I often think about the vulnerability of having to protect yourself and your little ones with no margin for error.

I think about what it means, not only to make quick, pressured, complex decisions about how badly to hurt someone, but to make a very simple decision to risk death or kill someone because anything short of everything you’ve got might not be enough and the space between the right and wrong decision is as minute and critical as the distance between molecules – a distance that, if you survive the leap, will be measured by everyone, including those with the power to determine what you can or can’t do with the rest of your life.

I reach for a formula, even just the shape of an answer to the urgent question of how to carefully select information and pass it to the neglected populations of the world. And then how to teach them to pass the information on to their children. Truthfully I would rather renovate houses and furniture, make art and read books in peace looking out over the Andes mountains. Who knows why we are driven to do what we do.

I think about Aikido, “the way of loving energy”, and how as a kid I believed in the ultimate martial super power of being able to subdue a dangerous person with a feather light redirect or a gentle hold.

I think about hard styles like Kyokushin and Taekwondo, as different as they are similar and built to create an impervious body and mind.

I think about Taichi and Bagua and the absolute magic, the strengthless power that comes from cultivating internal arts.

I wonder at the many hard and soft forms of Arnis, Kali and Silat and how they seek to specifically address issues many other styles don’t; issues of size differentials and weaponry.

I think of Krav Maga and how it mixes and modernizes military hand to hand combat for normal people.

Thirty years on I’ve learned that Aikido and the internal arts really begin to take shape after fifteen to twenty years of study, that Kyokushin and other hard styles break the body down as much as they build it up and in the end you have skills it hurts to practice and pains that never go away. You end up being an enemy to yourself and causing damage you were seeking to avoid. I found out the hard way that even the most open and inclusive hive mindsets ultimately shun new questions in favor of already ensconced answers.

After thirty years of training, mental and physical, I wonder what I’ve really learned. I know I’m safer from certain things, certain people, but I wonder just how much. I am physically stronger in muscular ways, broken and weaker at my joints and nerves. I am mentally tougher in important ways but also aware of what real fear and physical pain are and how it is possible for those things to utterly overwhelm the mind’s ability to cope. I am more aware than ever of the ticking of the clock and the balance between seeking to protect while at the same time being present in life.

I suppose having more questions supplies me with more answers.

I know not to choose violence unless I am willing to put a period at the end of the sentence. I know not to give up my element of surprise by announcing my intention to survive at all costs. If I did he would only laugh at me and take it as a challenge.

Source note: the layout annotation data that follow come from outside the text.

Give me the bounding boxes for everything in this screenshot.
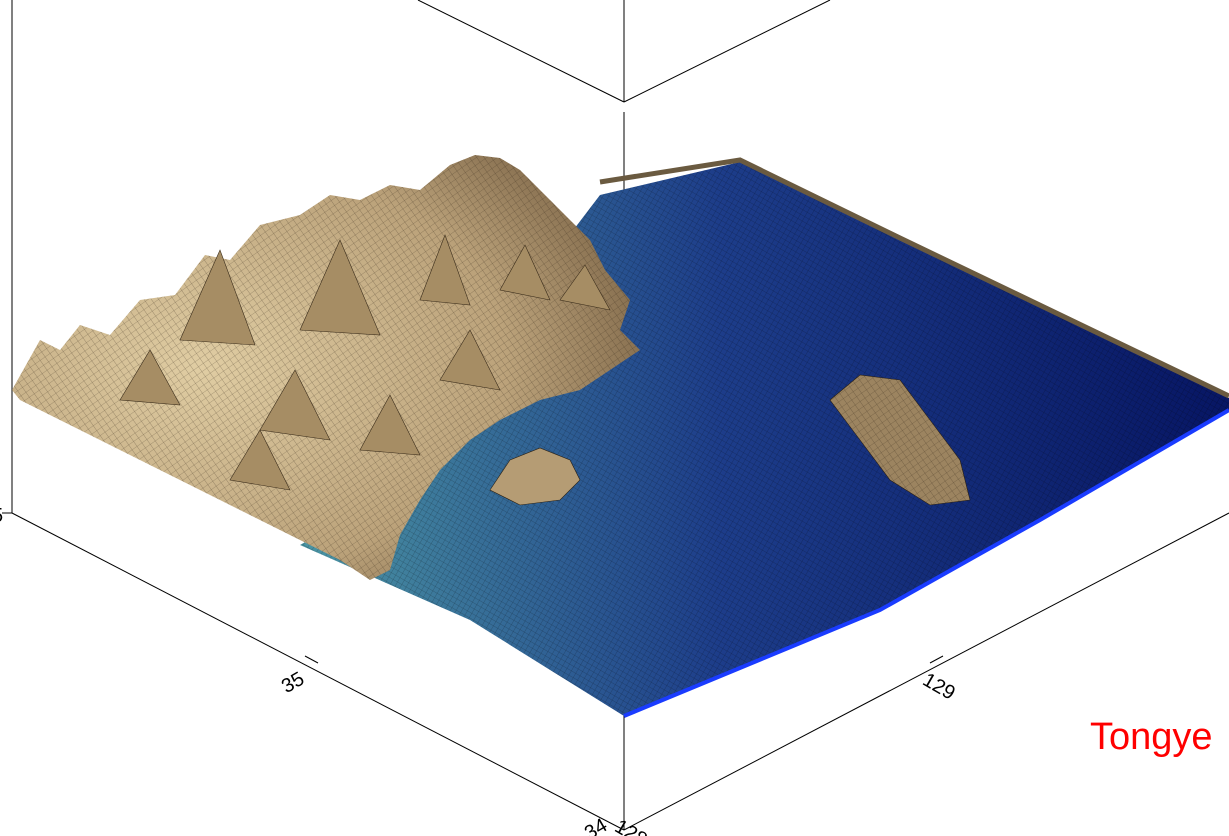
small-island — [489, 447, 581, 506]
far-edge — [599, 157, 1229, 399]
lat-tick-35: 35 — [278, 668, 308, 698]
axis-ticks — [2, 512, 944, 664]
sea-edge — [623, 408, 1229, 718]
mountain-peaks — [119, 234, 611, 491]
place-label: Tongye — [1090, 716, 1213, 758]
mainland-mesh — [12, 155, 640, 580]
lon-tick-128: 128 — [611, 815, 651, 836]
lon-tick-129: 129 — [919, 669, 959, 705]
z-tick: 5 — [0, 505, 3, 527]
lat-tick-34: 34 — [581, 814, 611, 836]
east-island-mesh — [830, 375, 970, 505]
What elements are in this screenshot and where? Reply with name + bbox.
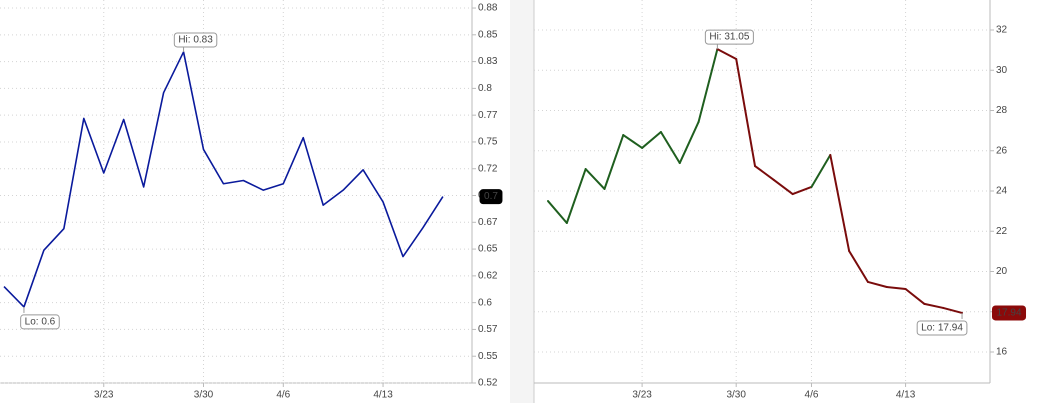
line-segment bbox=[565, 168, 587, 224]
line-segment bbox=[866, 280, 888, 288]
x-tick-label: 3/23 bbox=[632, 390, 652, 401]
y-tick-label: 0.8 bbox=[478, 83, 492, 94]
x-tick-label: 4/6 bbox=[805, 390, 819, 401]
hi-annotation-box bbox=[704, 29, 754, 45]
line-segment bbox=[547, 200, 568, 224]
line-segment bbox=[659, 131, 681, 165]
y-tick-label: 24 bbox=[996, 186, 1008, 197]
line-segment bbox=[829, 153, 851, 252]
y-tick-label: 0.6 bbox=[478, 297, 492, 308]
y-tick-label: 0.57 bbox=[478, 324, 498, 335]
x-tick-label: 4/13 bbox=[896, 390, 916, 401]
y-tick-label: 0.75 bbox=[478, 137, 498, 148]
x-tick-label: 3/30 bbox=[726, 390, 746, 401]
y-tick-label: 30 bbox=[996, 65, 1008, 76]
x-tick-label: 4/6 bbox=[276, 390, 290, 401]
line-segment bbox=[735, 57, 757, 168]
line-segment bbox=[810, 153, 832, 188]
line-segment bbox=[791, 185, 813, 196]
x-tick-label: 4/13 bbox=[373, 390, 393, 401]
y-tick-label: 28 bbox=[996, 105, 1008, 116]
hi-annotation-text: Hi: 0.83 bbox=[178, 35, 213, 46]
last-value-box bbox=[479, 189, 503, 205]
line-segment bbox=[622, 134, 644, 149]
lo-annotation-box bbox=[916, 320, 968, 336]
hi-annotation-box bbox=[173, 32, 218, 48]
line-segment bbox=[641, 131, 662, 149]
y-tick-label: 0.77 bbox=[478, 110, 498, 121]
y-tick-label: 20 bbox=[996, 266, 1008, 277]
line-segment bbox=[904, 288, 926, 305]
last-value-box bbox=[991, 305, 1027, 321]
y-tick-label: 16 bbox=[996, 347, 1008, 358]
y-tick-label: 32 bbox=[996, 25, 1008, 36]
y-tick-label: 0.83 bbox=[478, 56, 498, 67]
y-tick-label: 0.88 bbox=[478, 3, 498, 14]
line-segment bbox=[716, 48, 738, 60]
last-value-text: 0.7 bbox=[484, 191, 498, 202]
y-tick-label: 22 bbox=[996, 226, 1008, 237]
line-segment bbox=[584, 168, 606, 190]
lo-annotation-text: Lo: 0.6 bbox=[25, 317, 56, 328]
y-tick-label: 0.52 bbox=[478, 378, 498, 389]
line-segment bbox=[885, 285, 907, 291]
line-segment bbox=[678, 120, 700, 165]
y-tick-label: 0.67 bbox=[478, 217, 498, 228]
line-segment bbox=[772, 178, 794, 196]
line-segment bbox=[942, 306, 964, 314]
line bbox=[3, 51, 444, 308]
x-tick-label: 3/30 bbox=[194, 390, 214, 401]
separator bbox=[510, 0, 534, 403]
line-segment bbox=[923, 302, 945, 309]
lo-annotation-text: Lo: 17.94 bbox=[921, 323, 963, 334]
y-tick-label: 0.72 bbox=[478, 163, 498, 174]
line-segment bbox=[603, 134, 625, 190]
line-segment bbox=[697, 48, 719, 123]
y-tick-label: 26 bbox=[996, 145, 1008, 156]
y-tick-label: 0.55 bbox=[478, 351, 498, 362]
y-tick-label: 0.62 bbox=[478, 271, 498, 282]
lo-annotation-box bbox=[20, 314, 60, 330]
hi-annotation-text: Hi: 31.05 bbox=[709, 32, 749, 43]
x-tick-label: 3/23 bbox=[94, 390, 114, 401]
last-value-text: 17.94 bbox=[996, 308, 1021, 319]
line-segment bbox=[754, 165, 775, 181]
y-tick-label: 0.85 bbox=[478, 29, 498, 40]
line-segment bbox=[848, 249, 869, 283]
y-tick-label: 0.65 bbox=[478, 244, 498, 255]
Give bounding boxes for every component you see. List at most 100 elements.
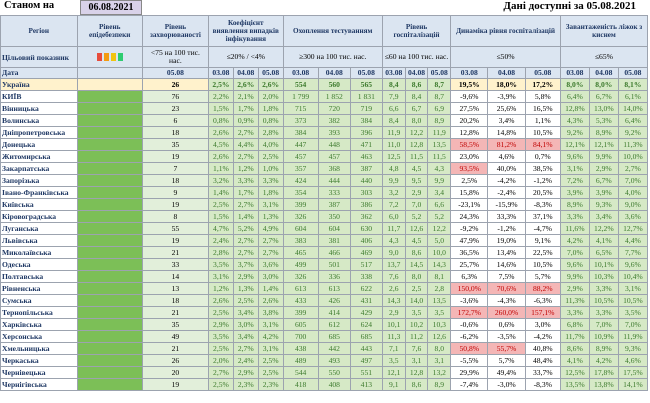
testing-value: 613 [282, 282, 319, 295]
dynamics-value: -4,2% [487, 174, 526, 187]
dynamics-value: 37,1% [524, 210, 561, 223]
oxygen-value: 3,1% [559, 162, 590, 175]
table-row: Сумська 18 2,6% 2,5% 2,6% 433 426 431 14,3 14,0 13… [0, 294, 649, 307]
level-indicator [76, 282, 143, 295]
date-cell: 05.08 [349, 67, 383, 79]
region-name: Луганська [0, 222, 78, 235]
detection-value: 0,8% [257, 114, 284, 127]
hosp-value: 2,8 [427, 282, 452, 295]
oxygen-value: 6,7% [588, 174, 619, 187]
detection-value: 3,0% [232, 318, 259, 331]
dynamics-value: -6,2% [450, 330, 489, 343]
level-indicator [76, 330, 143, 343]
hosp-value: 8,0 [404, 114, 429, 127]
testing-value: 442 [317, 342, 351, 355]
dynamics-value: 14,6% [487, 258, 526, 271]
detection-value: 2,7% [257, 234, 284, 247]
detection-value: 2,8% [208, 246, 234, 259]
hosp-value: 11,3 [381, 330, 406, 343]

And seek to kill me faster. I think I know where to put my mind in an emergency and how to block out unconstructive mental chatter.

I am pretty sure that to be female is be physically and culturally vulnerable in the world. It’s possible that to be male is to be emotionally vulnerable and that we are stronger when we help one another by filling in those gaps.

I don’t know that answers exist. But I am positive that I will continue searching for questions.